In order for microBrain 3D to yield highly consistent results, the quality of the plates was critical.
“Working with Corning has been terrific. In order for microBrain 3D to yield highly consistent results, the quality of the plates was critical,” says Gordon. “So, selecting a high-quality vendor such as Corning that correlates with high-quality plates was paramount for us.”

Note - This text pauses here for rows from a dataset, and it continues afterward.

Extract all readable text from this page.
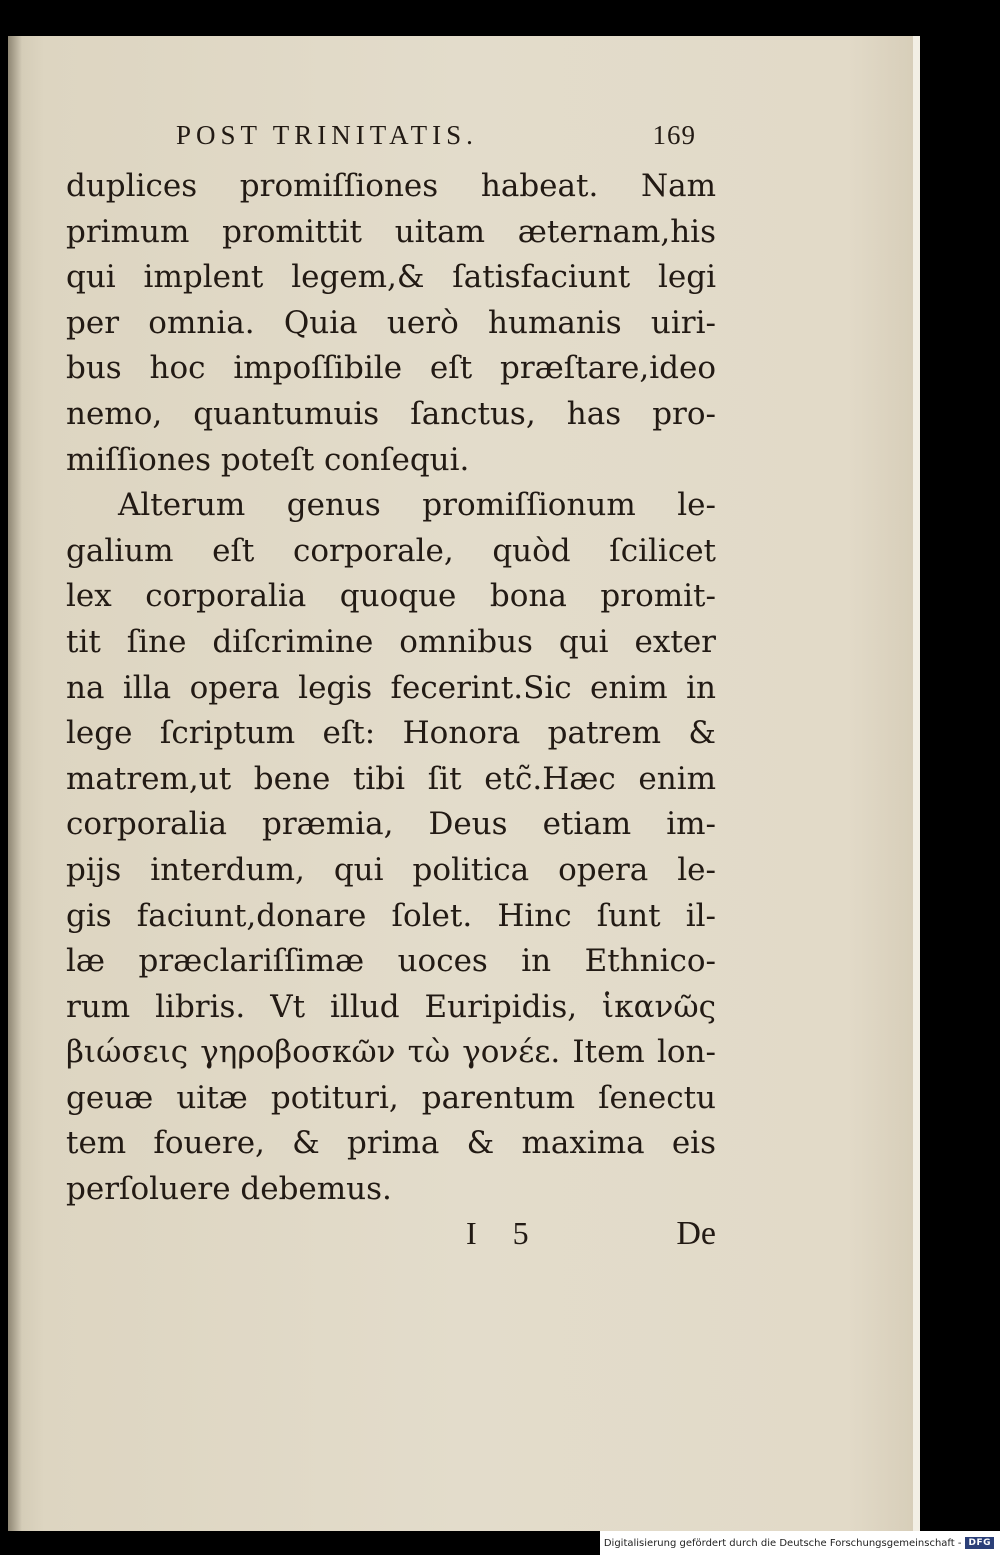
POST TRINITATIS.	169
duplices promiſſiones habeat. Nam
primum promittit uitam æternam,his
qui implent legem,& ſatisfaciunt legi
per omnia. Quia uerò humanis uiri-
bus hoc impoſſibile eſt præſtare,ideo
nemo, quantumuis ſanctus, has pro-
miſſiones poteſt conſequi.
Alterum genus promiſſionum le-
galium eſt corporale, quòd ſcilicet
lex corporalia quoque bona promit-
tit ſine diſcrimine omnibus qui exter
na illa opera legis fecerint.Sic enim in
lege ſcriptum eſt: Honora patrem &
matrem,ut bene tibi ſit etc̃.Hæc enim
corporalia præmia, Deus etiam im-
pijs interdum, qui politica opera le-
gis faciunt,donare ſolet. Hinc ſunt il-
læ præclariſſimæ uoces in Ethnico-
rum libris. Vt illud Euripidis, ἱκανῶς
βιώσεις γηροβοσκῶν τὼ γονέε. Item lon-
geuæ uitæ potituri, parentum ſenectu
tem fouere, & prima & maxima eis
perſoluere debemus.
I 5	De
Digitalisierung gefördert durch die Deutsche Forschungsgemeinschaft - DFG
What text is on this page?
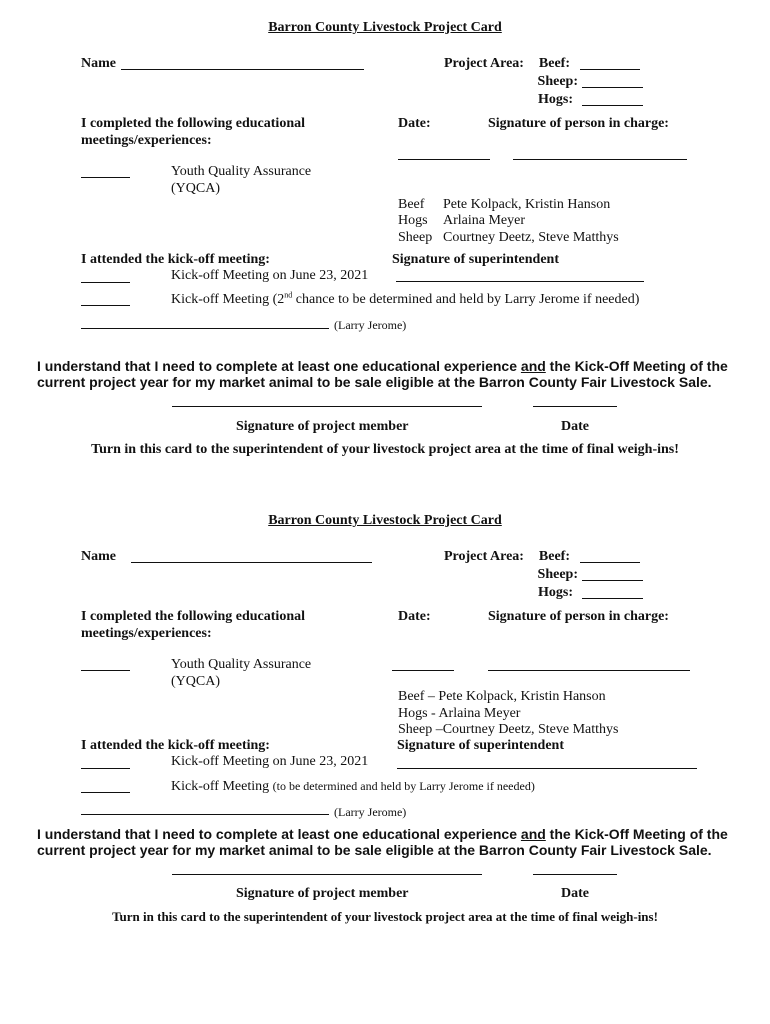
Barron County Livestock Project Card
Name	Project Area:	Beef:
Sheep:
Hogs:
I completed the following educational
meetings/experiences:
Date:	Signature of person in charge:
Youth Quality Assurance
(YQCA)
Beef Pete Kolpack, Kristin Hanson
Hogs Arlaina Meyer
Sheep Courtney Deetz, Steve Matthys
I attended the kick-off meeting:	Signature of superintendent
Kick-off Meeting on June 23, 2021
Kick-off Meeting (2nd chance to be determined and held by Larry Jerome if needed)
(Larry Jerome)
I understand that I need to complete at least one educational experience and the Kick-Off Meeting of the
current project year for my market animal to be sale eligible at the Barron County Fair Livestock Sale.
Signature of project member	Date
Turn in this card to the superintendent of your livestock project area at the time of final weigh-ins!
Barron County Livestock Project Card
Name	Project Area:	Beef:
Sheep:
Hogs:
I completed the following educational
meetings/experiences:
Date:	Signature of person in charge:
Youth Quality Assurance
(YQCA)
Beef – Pete Kolpack, Kristin Hanson
Hogs - Arlaina Meyer
Sheep –Courtney Deetz, Steve Matthys
I attended the kick-off meeting:	Signature of superintendent
Kick-off Meeting on June 23, 2021
Kick-off Meeting (to be determined and held by Larry Jerome if needed)
(Larry Jerome)
I understand that I need to complete at least one educational experience and the Kick-Off Meeting of the
current project year for my market animal to be sale eligible at the Barron County Fair Livestock Sale.
Signature of project member	Date
Turn in this card to the superintendent of your livestock project area at the time of final weigh-ins!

The spheroid microplates from Corning are designed for consistency across all wells and bear an ultra-low attachment surface that reduces cell adhesion to the wells. These plates also enable assaying of spheroids on the same microplate without the need to transfer them. “The image quality of these plates is very high,” says Gordon. With an optically clear round bottom and black opaque microplate body, the microplates are more conducive to imaging and eliminate edge effects. “Corning microplates are also compatible with the variety of microplate readers and equipment that our customers use,” Gordon adds.
Human spheroids are here to stay and will quite likely play a significant role in clinical applications. “With human iPSC technology just over ten years old, it’s still a new industry, and we’re only scratching the surface of the application potential of iPSC-derived spheroids to the pharmaceutical industry,” explains Gordon. “The true test of the transformative power of this new industry will be when compounds discovered and developed on iPSC-based platforms not only routinely reach human clinical trials but also progress successfully through to regulatory approval at a higher rate than their predecessors.”